8-         Capela de Nossa Senhora do Socorro – Quem percorre a pé a zona ribeirinha de Vila do Conde, depara-se com uma capela, de cor branca, de formato quadrado com uma abóbada a fazer lembrar os templos islâmicos, implantada sob uma rocha com vista privilegiada para o rio Ave.

Imóvel de Interesse Público desde 1978, foi mandada construir entre 1599 e 1603 por Gaspar Manuel, cavaleiro da Ordem de Cristo e piloto-mor das carreiras da Índia, China e Japão.  No seu interior, sobressaem os azulejos do século XVI com imagens de cenas bíblicas e o retábulo em estilo rococó.

 

9-         Praça D. João II – Inaugurada em 2001, é uma evocação da época dos Descobrimentos Portugueses, período a que Vila do Conde está associada. Da autoria do escultor José Rodrigues, esta praça-monumento apresenta diversas referências aos Descobrimentos, como esferas, padrões, instrumentos de navegação, entre outros elementos.

 

10-       Capela de Nossa Senhora da Guia – A ermida onde está instalada é referenciada em documentos desde 1059 como ermida de S. Julião, funcionando como apoio para defesa da barra.

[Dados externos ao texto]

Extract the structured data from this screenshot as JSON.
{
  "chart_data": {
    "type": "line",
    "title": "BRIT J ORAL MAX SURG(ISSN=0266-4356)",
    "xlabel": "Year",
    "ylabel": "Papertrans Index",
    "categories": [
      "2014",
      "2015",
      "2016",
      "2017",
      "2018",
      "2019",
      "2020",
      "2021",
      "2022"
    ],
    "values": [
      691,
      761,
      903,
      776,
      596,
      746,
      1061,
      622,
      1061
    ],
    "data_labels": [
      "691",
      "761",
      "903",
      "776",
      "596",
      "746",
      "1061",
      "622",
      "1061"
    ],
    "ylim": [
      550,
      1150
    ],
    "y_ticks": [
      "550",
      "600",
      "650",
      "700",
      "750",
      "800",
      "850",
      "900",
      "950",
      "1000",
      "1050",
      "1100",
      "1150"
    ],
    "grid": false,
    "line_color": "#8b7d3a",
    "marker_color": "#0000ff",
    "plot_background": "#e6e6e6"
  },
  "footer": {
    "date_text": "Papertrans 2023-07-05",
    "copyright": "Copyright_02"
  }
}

Imóvel de Interesse Público desde 1982, no seu interior, sobressaem os azulejos dos séculos XVII e XVIII e os tetos decorados com cenas bíblicas.  No exterior, é visível uma escadaria com uma plataforma, onde foi colocada uma cruz de pedra. Este local oferece uma vista fantástica do encontro da foz do rio Ave com o mar.

 

11-       Forte de São João Baptista – Imóvel de Interesse Público desde 1967, o início da sua construção remonta a 1570, com a missão de defender o porto.

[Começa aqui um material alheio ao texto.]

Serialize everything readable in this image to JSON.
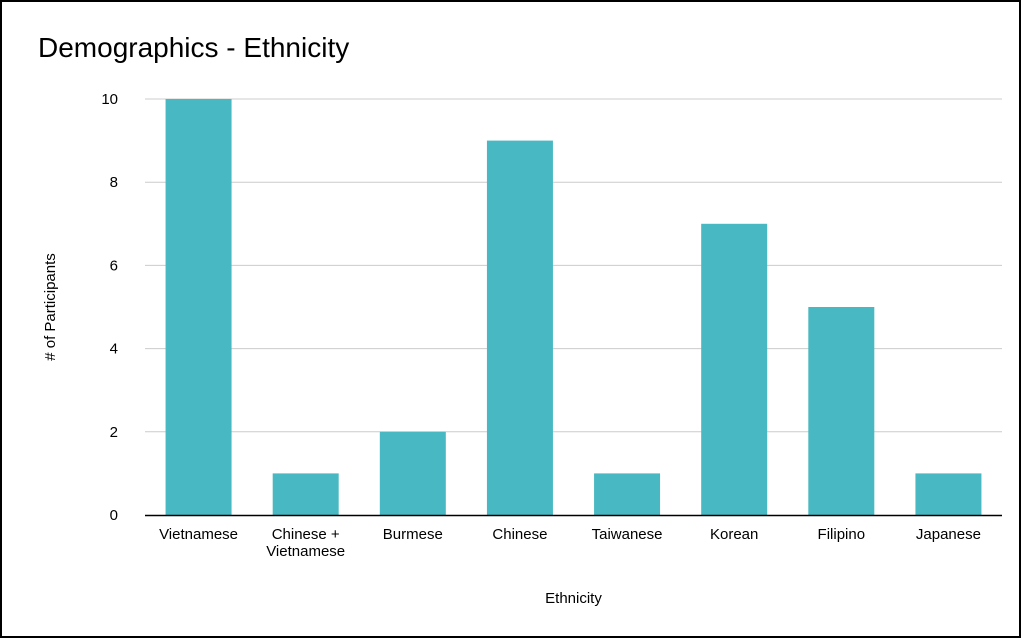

As obras foram dadas como terminadas em 1641. De planta poligonal, apresenta cinco baluartes, guarnecidos nos ângulos por guaritas. Com o fim da guerra civil em 1834, perdeu o seu valor militar, tendo sido no final do século XX transformado e convertido em unidade hoteleira.

12- Padrão da Memória – Assinala a tentativa de desembarque, a 8 de julho de 1832, das tropas liberais lideradas por D. Pedro IV, com o objetivo de acabar com o regime absolutista em vigor em Portugal e instaurar um regime moderno e liberal.

Os 7500 homens acabariam por desembarcar em Pampelido, na atual praia da Memória, onde também existe um obelisco a assinalar este episódio.

 

13-       Casa de José Régio – Escritor e poeta vilacondense, José Régio (1901-1969) escolheu a casa que foi do seu pai e a qual herdou para viver a sua aposentação. Após a morte do poeta, a casa foi adquirida pela Câmara Municipal de Vila do Conde, abrindo ao público em 1975.